I'd like to apply a pyranges function on each row of a pyranges object. I then return a row that contains that region, and another region (a so-called "hit") which meets the criteria, whatever that is.
For example, I start with a pyranges object called A
, read in from a BED file called A.bed
:
A = pyranges.read_bed("A.bed")
I merge it to another object called M
.
M = A.merge()
I'd like to run/apply a function on each row of M
, which intersects back with A
.
For instance, I want to get the maximum-scoring interval in A
, among those intervals in A which fall in a merged row in M
. (Intervals in A
are disjoint.)
Here is one approach I tried, which is very slow:
#!/usr/bin/env python
import sys
import pyranges as pr
import pandas as pd
import numpy as np
in_fn = sys.argv[1]
bed_data = pr.read_bed(in_fn)
bed_merged = bed_data.merge()
def max_scoring_element_over_merged_elements(df):
new_df = pd.DataFrame()
for i in range(len(df)):
pd_row = pd.DataFrame(df.iloc[i]).T.reset_index(drop=True)
pr_row = pr.from_dict(pd_row)
candidates = bed_data.intersect(pr_row)
max_score = np.max(candidates.Score)
hit = candidates[(candidates.Score == max_score)].head(1) # grab one row, in case of ties
hit.df.columns = ["Hit{}".format(x) for x in hit.df.columns]
pd_row = pd.concat([pd_row, hit.df], axis=1)
new_df = new_df.append(pd_row)
return new_df
res = bed_merged.apply(max_scoring_element_over_merged_elements)
print(res)
This works on small files, but on anything like a typical input, this takes a very long time to run.
Using bedmap
/bedops
, for instance, this literally takes a fraction of a second to run on the command line:
$ bedmap --echo --max-element <(bedops --merge A.bed) A.bed > answer.bed
But the Python script above is using 100% CPU and takes at least longer than ten minutes (at which point I canceled it).

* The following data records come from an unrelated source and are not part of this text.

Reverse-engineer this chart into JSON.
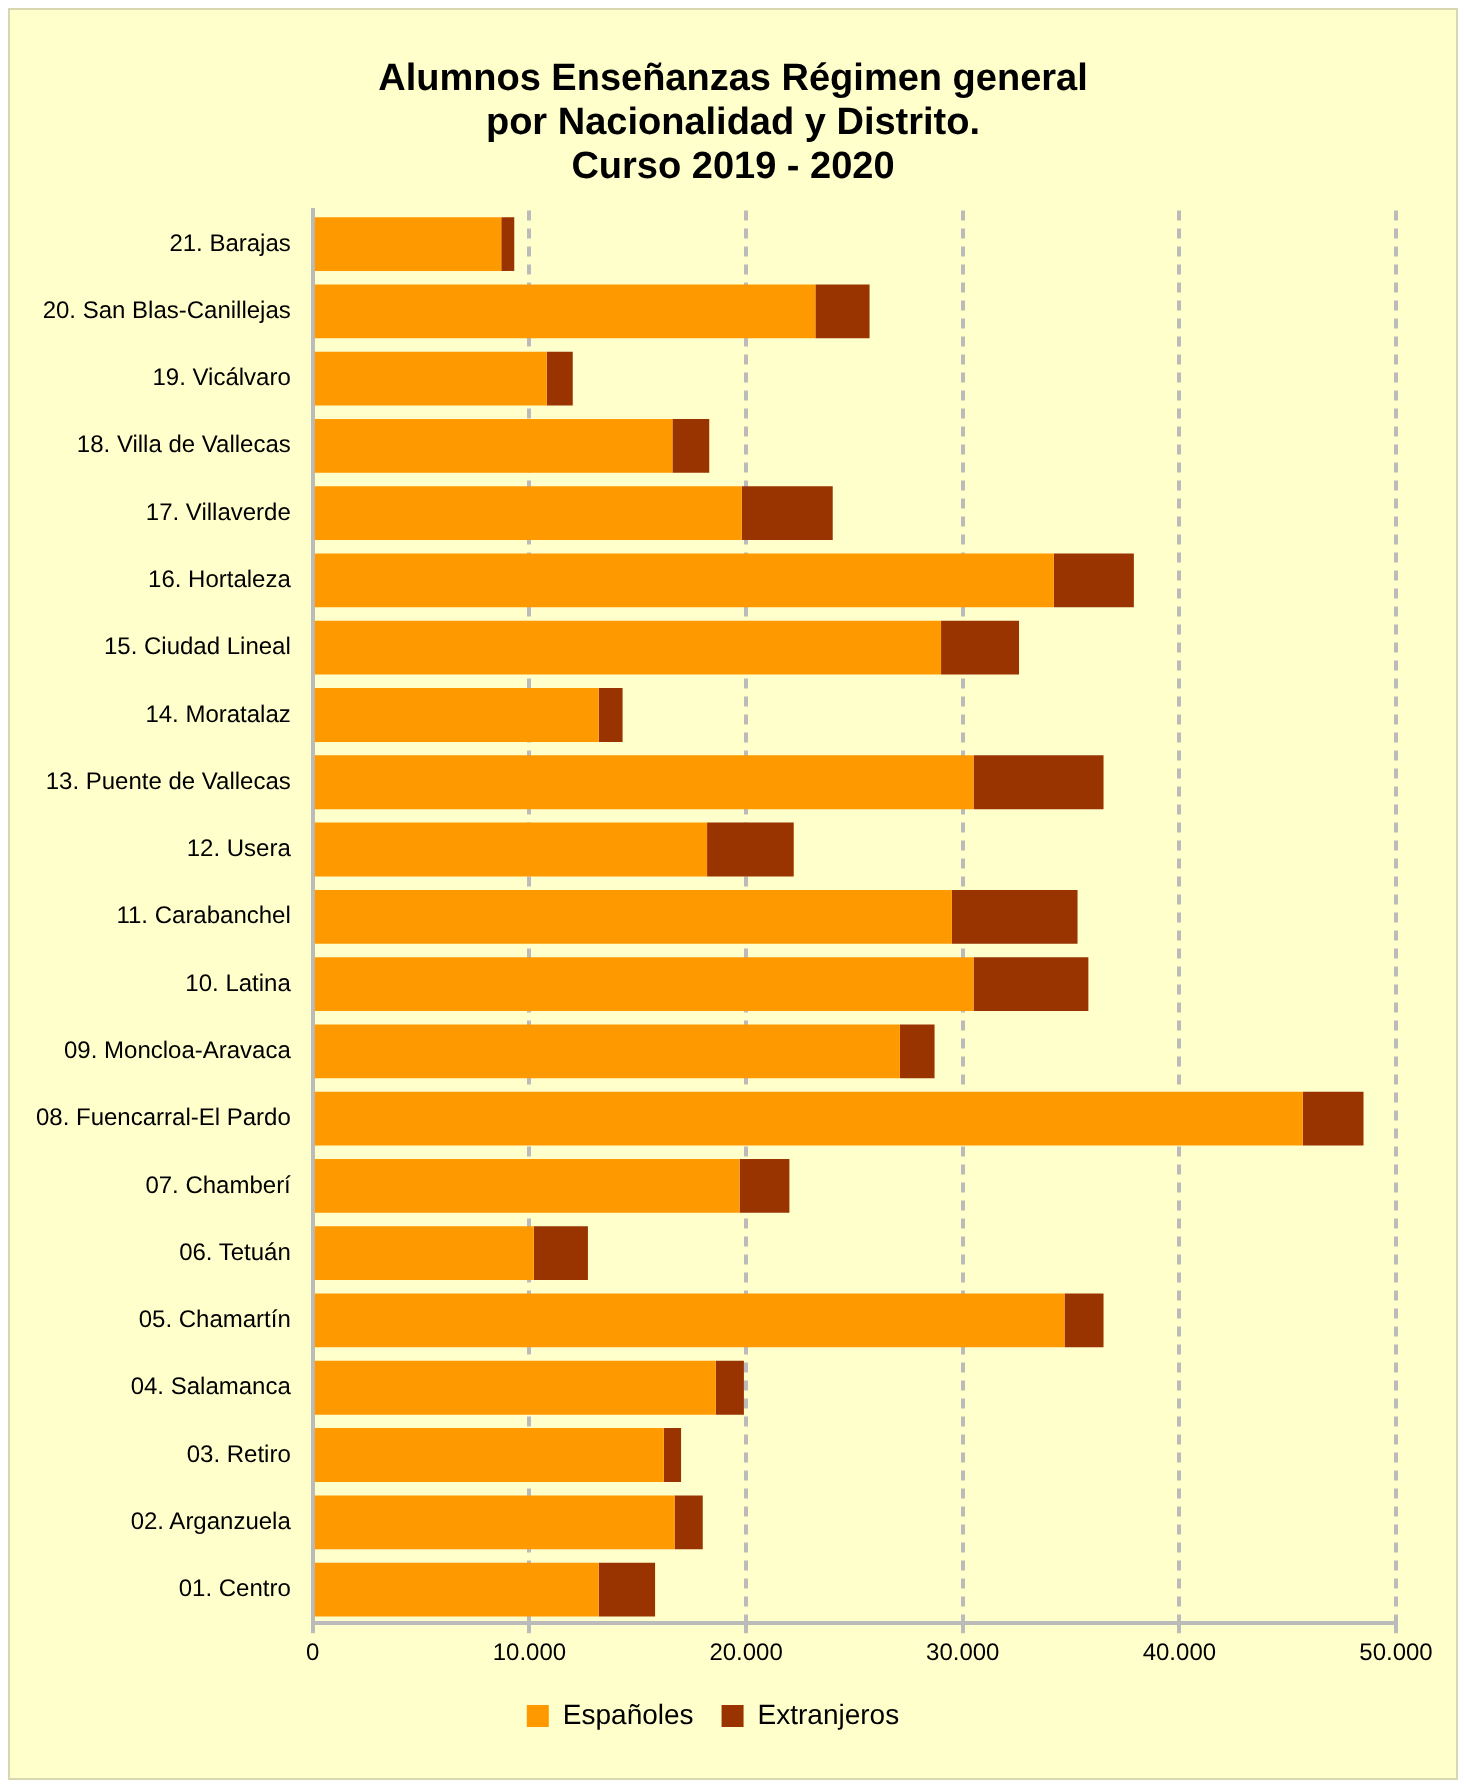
{
  "chart_data": {
    "type": "bar",
    "orientation": "horizontal",
    "stacked": true,
    "title": "Alumnos Enseñanzas Régimen general\npor Nacionalidad y Distrito.\nCurso 2019 - 2020",
    "categories": [
      "21. Barajas",
      "20. San Blas-Canillejas",
      "19. Vicálvaro",
      "18. Villa de Vallecas",
      "17. Villaverde",
      "16. Hortaleza",
      "15. Ciudad Lineal",
      "14. Moratalaz",
      "13. Puente de Vallecas",
      "12. Usera",
      "11. Carabanchel",
      "10. Latina",
      "09. Moncloa-Aravaca",
      "08. Fuencarral-El Pardo",
      "07. Chamberí",
      "06. Tetuán",
      "05. Chamartín",
      "04. Salamanca",
      "03. Retiro",
      "02. Arganzuela",
      "01. Centro"
    ],
    "series": [
      {
        "name": "Españoles",
        "color": "#ff9900",
        "values": [
          8700,
          23200,
          10800,
          16600,
          19800,
          34200,
          29000,
          13200,
          30500,
          18200,
          29500,
          30500,
          27100,
          45700,
          19700,
          10200,
          34700,
          18600,
          16200,
          16700,
          13200
        ]
      },
      {
        "name": "Extranjeros",
        "color": "#993300",
        "values": [
          600,
          2500,
          1200,
          1700,
          4200,
          3700,
          3600,
          1100,
          6000,
          4000,
          5800,
          5300,
          1600,
          2800,
          2300,
          2500,
          1800,
          1300,
          800,
          1300,
          2600
        ]
      }
    ],
    "xlim": [
      0,
      50000
    ],
    "xticks": [
      0,
      {
        "value": 10000,
        "label": "10.000"
      },
      {
        "value": 20000,
        "label": "20.000"
      },
      {
        "value": 30000,
        "label": "30.000"
      },
      {
        "value": 40000,
        "label": "40.000"
      },
      {
        "value": 50000,
        "label": "50.000"
      }
    ],
    "grid": "x",
    "line_style": "dashed",
    "legend": "bottom"
  }
}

Is there a Pythonic/pyrange-ic/idiomatic way to efficiently do per-row operations with pyranges? Thanks!
Interesting problem, and thanks for sharing a solution. What part of the above
max_scoring_element_over_merged_elements()
function do you think took the longest time for computation? Is it thecandidates = bed_data.intersect(pr_row)
part?That
intersect
call probably makes it an n^2 operation at that point, as opposed to two nlogn sorts. Converting each dataframe row back to a small pyranges object is likely adding a fair bit of runtime, too, as well as usingappend
to build a new dataframe row by row.The solution I provide has its own issues. Sorting twice is not great, and for statistical testing, it would be useful to pick from tied-score elements at random with uniform probability, say, as opposed to picking the first element (whatever that happens to be). Dropping duplicates probably uses a ton of memory to keep a second copy of merged intervals, along with the max-scoring element association. I'm not too familiar with pandas and tricks to get the best performance, so any thoughts on how to improve this would be welcome.